WHY do I have such an all-or-nothing attitude about EVERYTHING? It's beyond frustrating. So, I was doing well with no bingeing or purging up until yesterday. Granted, I was probably not eating exactly enough calories for my height/age/weight/etc., but I was doing pretty well. Yesterday, however, there were issues. Sundays can be bad because I always go to Sheetz with Laura to get a snack at night and sometimes my parents want to go to dinner. Yesterday they wanted to go to Pizza Hut. I, being the people pleaser that I am, agreed to go there even though it's a trigger. I ate a personal pizza and felt so guilty about it (plus an appetizer with parents) and had a "fuck it" attitude for the rest of the day. I was ravenous when we went there, but still. I continued to come home after Sheetz with Laura and binge on luna bars. I was so depressed last night that I didn't wash my face or anything before bed--I just hit the sack hoping I'd feel better in the morning. When I looked at my distended stomach in the mirror, I immediately felt disgusting. It WOULD HAVE made the most sense to get back on track. Since I haven't been eating much of a breakfast lately, I asked my mom to make me pancakes because it felt like my last chance to eat them. Then, i ate a little more and purged in the shower. Good idea, Ellen.

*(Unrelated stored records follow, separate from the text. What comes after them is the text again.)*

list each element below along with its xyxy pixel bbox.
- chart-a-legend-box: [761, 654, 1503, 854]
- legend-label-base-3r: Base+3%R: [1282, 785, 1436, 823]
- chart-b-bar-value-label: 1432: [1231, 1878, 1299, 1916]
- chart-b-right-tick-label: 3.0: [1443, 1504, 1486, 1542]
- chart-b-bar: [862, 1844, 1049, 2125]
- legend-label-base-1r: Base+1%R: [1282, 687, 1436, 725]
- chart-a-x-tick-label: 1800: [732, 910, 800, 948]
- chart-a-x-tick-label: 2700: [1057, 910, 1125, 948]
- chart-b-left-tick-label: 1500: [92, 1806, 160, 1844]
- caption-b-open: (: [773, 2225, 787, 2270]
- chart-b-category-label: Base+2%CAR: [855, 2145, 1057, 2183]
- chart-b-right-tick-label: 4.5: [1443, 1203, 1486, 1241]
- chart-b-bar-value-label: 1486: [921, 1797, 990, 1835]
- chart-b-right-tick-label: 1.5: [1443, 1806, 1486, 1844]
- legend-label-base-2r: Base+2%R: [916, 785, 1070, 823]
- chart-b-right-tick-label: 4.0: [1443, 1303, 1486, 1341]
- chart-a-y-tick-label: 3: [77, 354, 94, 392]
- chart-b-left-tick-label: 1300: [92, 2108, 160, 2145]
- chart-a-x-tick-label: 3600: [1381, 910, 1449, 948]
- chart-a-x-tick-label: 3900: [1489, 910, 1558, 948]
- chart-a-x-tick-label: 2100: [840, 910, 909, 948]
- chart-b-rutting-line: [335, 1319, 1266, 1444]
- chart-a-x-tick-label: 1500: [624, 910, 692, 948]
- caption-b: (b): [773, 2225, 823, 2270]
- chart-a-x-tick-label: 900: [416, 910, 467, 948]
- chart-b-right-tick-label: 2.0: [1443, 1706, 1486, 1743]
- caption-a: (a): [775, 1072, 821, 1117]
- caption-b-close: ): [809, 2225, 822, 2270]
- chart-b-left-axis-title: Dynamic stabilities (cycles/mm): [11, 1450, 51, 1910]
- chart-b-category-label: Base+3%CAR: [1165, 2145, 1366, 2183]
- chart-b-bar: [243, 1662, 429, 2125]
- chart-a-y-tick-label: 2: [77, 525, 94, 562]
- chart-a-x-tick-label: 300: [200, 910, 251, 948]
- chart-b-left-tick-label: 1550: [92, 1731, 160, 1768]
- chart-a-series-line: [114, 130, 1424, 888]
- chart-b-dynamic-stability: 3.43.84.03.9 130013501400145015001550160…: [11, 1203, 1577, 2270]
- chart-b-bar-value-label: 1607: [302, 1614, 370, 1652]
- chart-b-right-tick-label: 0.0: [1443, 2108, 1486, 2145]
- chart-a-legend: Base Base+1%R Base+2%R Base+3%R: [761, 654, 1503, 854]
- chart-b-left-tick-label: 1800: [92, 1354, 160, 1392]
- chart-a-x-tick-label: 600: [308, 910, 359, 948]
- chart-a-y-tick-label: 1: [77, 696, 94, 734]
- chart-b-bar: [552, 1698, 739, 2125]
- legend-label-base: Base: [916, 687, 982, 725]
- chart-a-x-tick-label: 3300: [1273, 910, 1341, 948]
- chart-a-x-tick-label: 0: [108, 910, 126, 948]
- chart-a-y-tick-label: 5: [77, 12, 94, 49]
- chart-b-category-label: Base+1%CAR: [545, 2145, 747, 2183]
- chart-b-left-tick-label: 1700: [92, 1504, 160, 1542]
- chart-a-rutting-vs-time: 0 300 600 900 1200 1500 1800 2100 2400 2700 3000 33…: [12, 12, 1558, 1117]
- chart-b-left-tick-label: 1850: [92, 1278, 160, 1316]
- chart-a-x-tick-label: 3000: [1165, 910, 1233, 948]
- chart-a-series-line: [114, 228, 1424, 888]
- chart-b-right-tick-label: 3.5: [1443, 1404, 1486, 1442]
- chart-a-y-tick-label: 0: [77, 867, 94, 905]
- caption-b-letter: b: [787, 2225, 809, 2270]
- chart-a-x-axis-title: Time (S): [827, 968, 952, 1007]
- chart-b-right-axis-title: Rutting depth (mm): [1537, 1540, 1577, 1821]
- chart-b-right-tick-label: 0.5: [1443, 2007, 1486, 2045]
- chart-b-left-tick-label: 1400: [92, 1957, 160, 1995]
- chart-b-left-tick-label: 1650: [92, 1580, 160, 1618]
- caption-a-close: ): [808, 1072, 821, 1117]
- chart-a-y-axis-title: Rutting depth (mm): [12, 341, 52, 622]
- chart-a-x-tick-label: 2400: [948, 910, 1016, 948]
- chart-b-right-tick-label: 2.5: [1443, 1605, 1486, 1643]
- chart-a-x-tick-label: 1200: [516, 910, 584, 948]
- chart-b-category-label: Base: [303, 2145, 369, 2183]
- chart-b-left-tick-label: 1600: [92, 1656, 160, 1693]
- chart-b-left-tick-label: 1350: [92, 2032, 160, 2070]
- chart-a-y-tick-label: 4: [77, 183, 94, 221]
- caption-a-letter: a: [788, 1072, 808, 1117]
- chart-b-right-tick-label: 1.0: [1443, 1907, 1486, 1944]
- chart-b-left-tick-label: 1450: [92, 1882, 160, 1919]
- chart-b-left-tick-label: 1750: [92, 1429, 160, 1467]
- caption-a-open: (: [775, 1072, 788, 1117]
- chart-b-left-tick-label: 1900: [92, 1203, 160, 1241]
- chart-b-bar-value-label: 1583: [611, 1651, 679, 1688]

The rest of today I have been considering a "Last Meal" and just have been eating whatever the hell I want. Tomorrow I hopefully will get back to my set number of calories and have some fucking self-control. Gosh.
I feel like shit and can't focus on homework and feel really alone. I think I'll lie around in my misery until I go to coffee with my friend.
I also have been panicking since my dad turned 60 and wish I could turn back the clock. I want to be a little girl again (or at least in my teens) and soak up as much time with my parents as much as possible without an eating disorder. It brings me to tears thinking I only have a limited number of years left with them, and how I just want to freeze or go back in time. :( I hate this. It makes me want to stay sick or die before them. Yes, I am crazy.
:(
Plus, I cancelled my doctor's appointment and therapy this week because I feel too fat to go. Another good idea, Ellen. I told them something came up and now I can't see my dr for like 16 days and my therapist for like 11. Probably will go crazy in the mean time. Well, hopefully I feel thinner by then. Jeez.